DB Liabilities Significantly Reduce European Multinational Plan Sponsor Earnings
30 July 2012 (PLANSPONSOREurope.com) – European multinational plan sponsor defined benefit (DB) liabilities are still causing a “significant dilution” of company earnings and are now larger relative to market capitalisation than in 2006, according to research from Mercer.
The research reveals while corporate earnings have increased since 2008, pension costs now account for around 10% of earnings and pension deficits represent 4.8% of market cap in 2010/11 compared to 2.9% in 2007/8.
While funding levels for the Eurostoxx 600 have remained relatively stable. The overall funding level was 81.7% for 2010/11. Total liabilities increased from €1.17 trillion in 2007/8 to €1.29 trillion in 2010/11 whilst total assets increased from €1.01 trillion in 2007/8 €1.06 trillion in 2010/11.

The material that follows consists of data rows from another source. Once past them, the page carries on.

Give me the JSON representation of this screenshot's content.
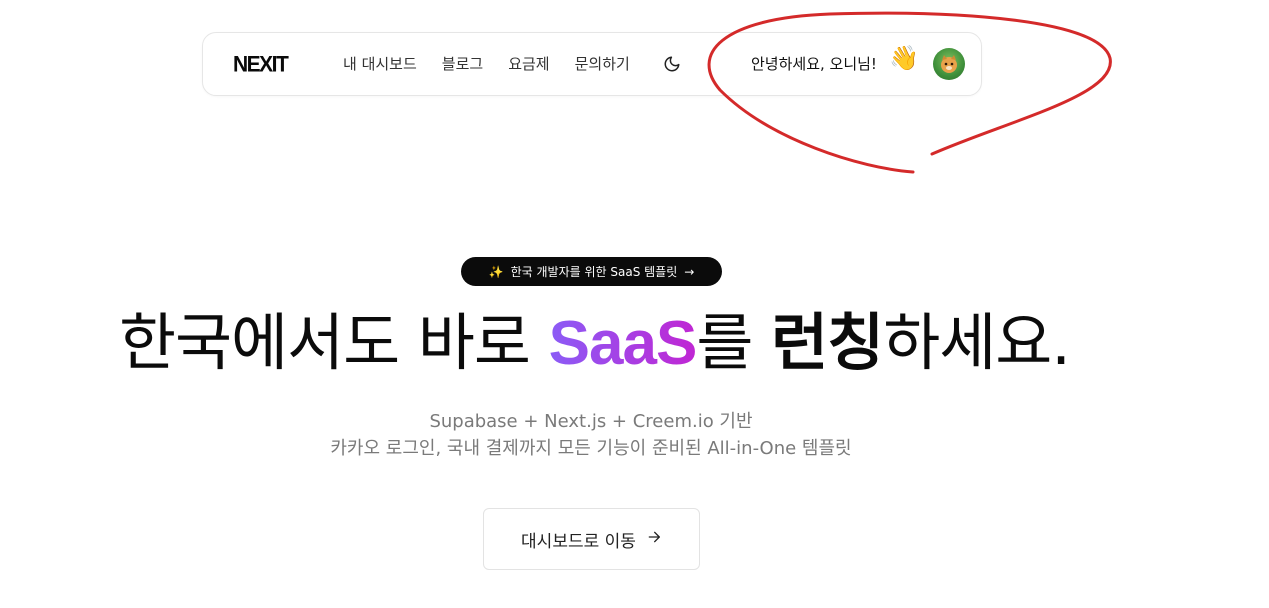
{
  "nav": {
    "logo": "NEXIT",
    "links": [
      "내 대시보드",
      "블로그",
      "요금제",
      "문의하기"
    ],
    "theme_icon": "moon-icon",
    "greeting": "안녕하세요, 오니님!",
    "wave_icon": "waving-hand-icon",
    "avatar_icon": "avatar-image"
  },
  "hero": {
    "badge_text": "한국 개발자를 위한 SaaS 템플릿",
    "badge_icon": "sparkles-icon",
    "headline_pre": "한국에서도 바로 ",
    "headline_accent": "SaaS",
    "headline_mid": "를 ",
    "headline_bold": "런칭",
    "headline_post": "하세요.",
    "subtitle_line1": "Supabase + Next.js + Creem.io 기반",
    "subtitle_line2": "카카오 로그인, 국내 결제까지 모든 기능이 준비된 All-in-One 템플릿",
    "cta_label": "대시보드로 이동"
  },
  "colors": {
    "accent_start": "#8b5cf6",
    "accent_end": "#c026d3",
    "annotation": "#d42a2a",
    "badge_bg": "#0b0b0b"
  }
}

The report also notes that since the 2008 credit crisis, there has been a notable increase in the size of pension deficits relative to market cap: from 2.9% in 2007/8 to 4.8%% in 2010/11.
Julien Halfon, principal at Mercer and author of a white paper about managing cross-border pension risk, said: “DB pension plans sponsors across the globe are accelerating efforts to manage their pension risk and ultimately transfer it to external parties.

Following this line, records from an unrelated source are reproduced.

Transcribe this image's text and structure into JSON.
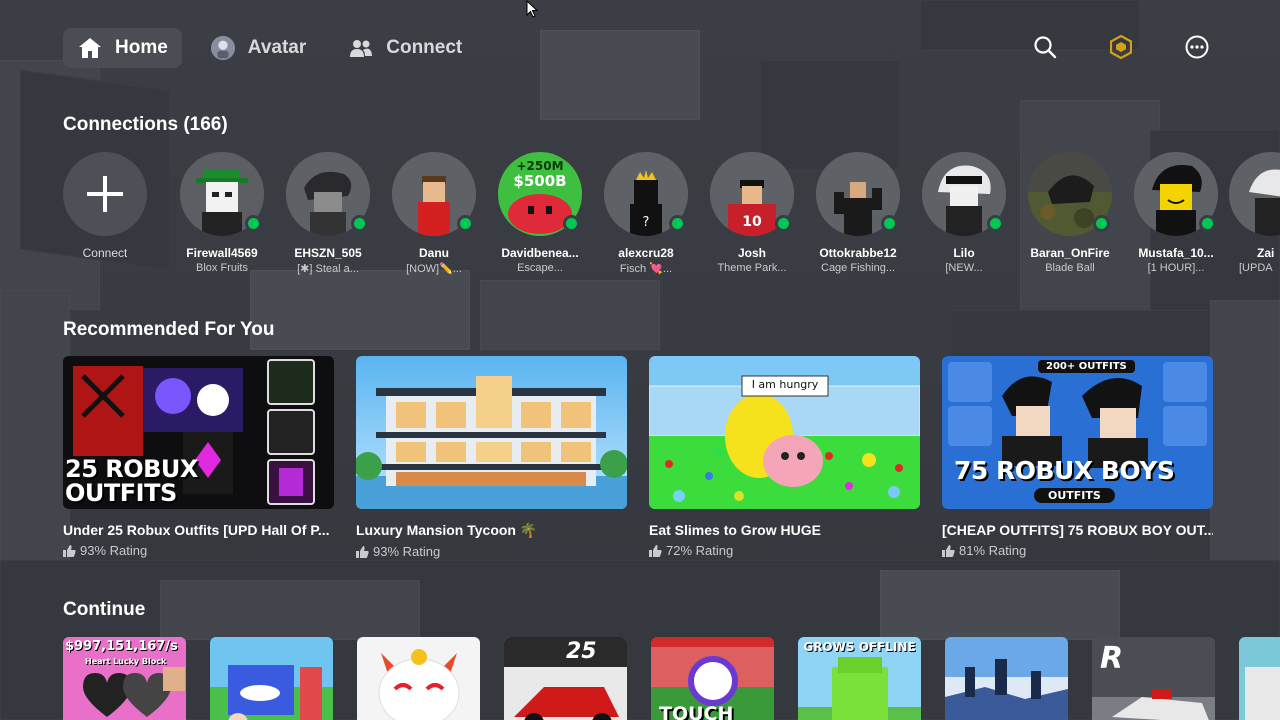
{
  "nav": {
    "items": [
      {
        "label": "Home",
        "icon": "home-icon",
        "active": true
      },
      {
        "label": "Avatar",
        "icon": "avatar-icon",
        "active": false
      },
      {
        "label": "Connect",
        "icon": "people-icon",
        "active": false
      }
    ]
  },
  "top_right_icons": [
    "search-icon",
    "robux-icon",
    "more-icon"
  ],
  "connections": {
    "title": "Connections (166)",
    "add_label": "Connect",
    "people": [
      {
        "name": "Firewall4569",
        "status": "Blox Fruits",
        "online": true
      },
      {
        "name": "EHSZN_505",
        "status": "[✱] Steal a...",
        "online": true
      },
      {
        "name": "Danu",
        "status": "[NOW]✏️...",
        "online": true
      },
      {
        "name": "Davidbenea...",
        "status": "Escape...",
        "online": true
      },
      {
        "name": "alexcru28",
        "status": "Fisch 💘...",
        "online": true
      },
      {
        "name": "Josh",
        "status": "Theme Park...",
        "online": true
      },
      {
        "name": "Ottokrabbe12",
        "status": "Cage Fishing...",
        "online": true
      },
      {
        "name": "Lilo",
        "status": "[NEW...",
        "online": true
      },
      {
        "name": "Baran_OnFire",
        "status": "Blade Ball",
        "online": true
      },
      {
        "name": "Mustafa_10...",
        "status": "[1 HOUR]...",
        "online": true
      },
      {
        "name": "Zai",
        "status": "[UPDA",
        "online": true
      }
    ]
  },
  "recommended": {
    "title": "Recommended For You",
    "games": [
      {
        "title": "Under 25 Robux Outfits [UPD Hall Of P...",
        "rating": "93% Rating",
        "thumb_text": [
          "25 ROBUX",
          "OUTFITS"
        ]
      },
      {
        "title": "Luxury Mansion Tycoon 🌴",
        "rating": "93% Rating",
        "thumb_text": []
      },
      {
        "title": "Eat Slimes to Grow HUGE",
        "rating": "72% Rating",
        "thumb_text": [
          "I am hungry"
        ]
      },
      {
        "title": "[CHEAP OUTFITS] 75 ROBUX BOY OUT...",
        "rating": "81% Rating",
        "thumb_text": [
          "200+ OUTFITS",
          "75 ROBUX BOYS",
          "OUTFITS"
        ]
      }
    ]
  },
  "continue": {
    "title": "Continue",
    "games": [
      {
        "thumb_text": "$997,151,167/s",
        "sub": "Heart Lucky Block"
      },
      {
        "thumb_text": "",
        "sub": ""
      },
      {
        "thumb_text": "",
        "sub": ""
      },
      {
        "thumb_text": "25",
        "sub": ""
      },
      {
        "thumb_text": "TOUCH",
        "sub": ""
      },
      {
        "thumb_text": "GROWS OFFLINE",
        "sub": ""
      },
      {
        "thumb_text": "",
        "sub": ""
      },
      {
        "thumb_text": "R",
        "sub": ""
      },
      {
        "thumb_text": "",
        "sub": ""
      }
    ]
  },
  "colors": {
    "background": "#3a3d43",
    "nav_active": "#4a4d53",
    "online": "#00c853",
    "robux": "#d4a017"
  }
}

“However, this is a slow process and in the meantime, many companies still do not have proper oversight and governance of pension schemes risk. A company operating in just one market is exposed to a range of risks that need monitoring: investments, contributions, changes in liabilities and changing regulations, policies and strategies. In contrast, a multinational must deal with the compounded effect of all these issues across different regulatory and pension regimes and in a number of currencies. This can introduce significant risk and volatility at the corporate level and can hurt key financial metrics, which are of interest to analysts and rating agencies. Therefore, for multinationals, pension scheme governance and risk management must be considered together.”
“There are several key stages in the establishment of a multinational pension risk management framework,” Halfon continued. “First, companies must be sure who should assume overall accountability for this area. It is crucial that this is seen as the main priority. Establishing ownership leads to the creation of policies and processes which, in turn, leads to the establishment of central and local investment and risk management strategies.
"Implementing regular assessments of changing risk levels within a well managed governance framework must be supported by regular communication with all advisers and internal stakeholders. Not maintaining this oversight will often lead to companies falling foul of changing local regulations or failing to address the pensions challenge.”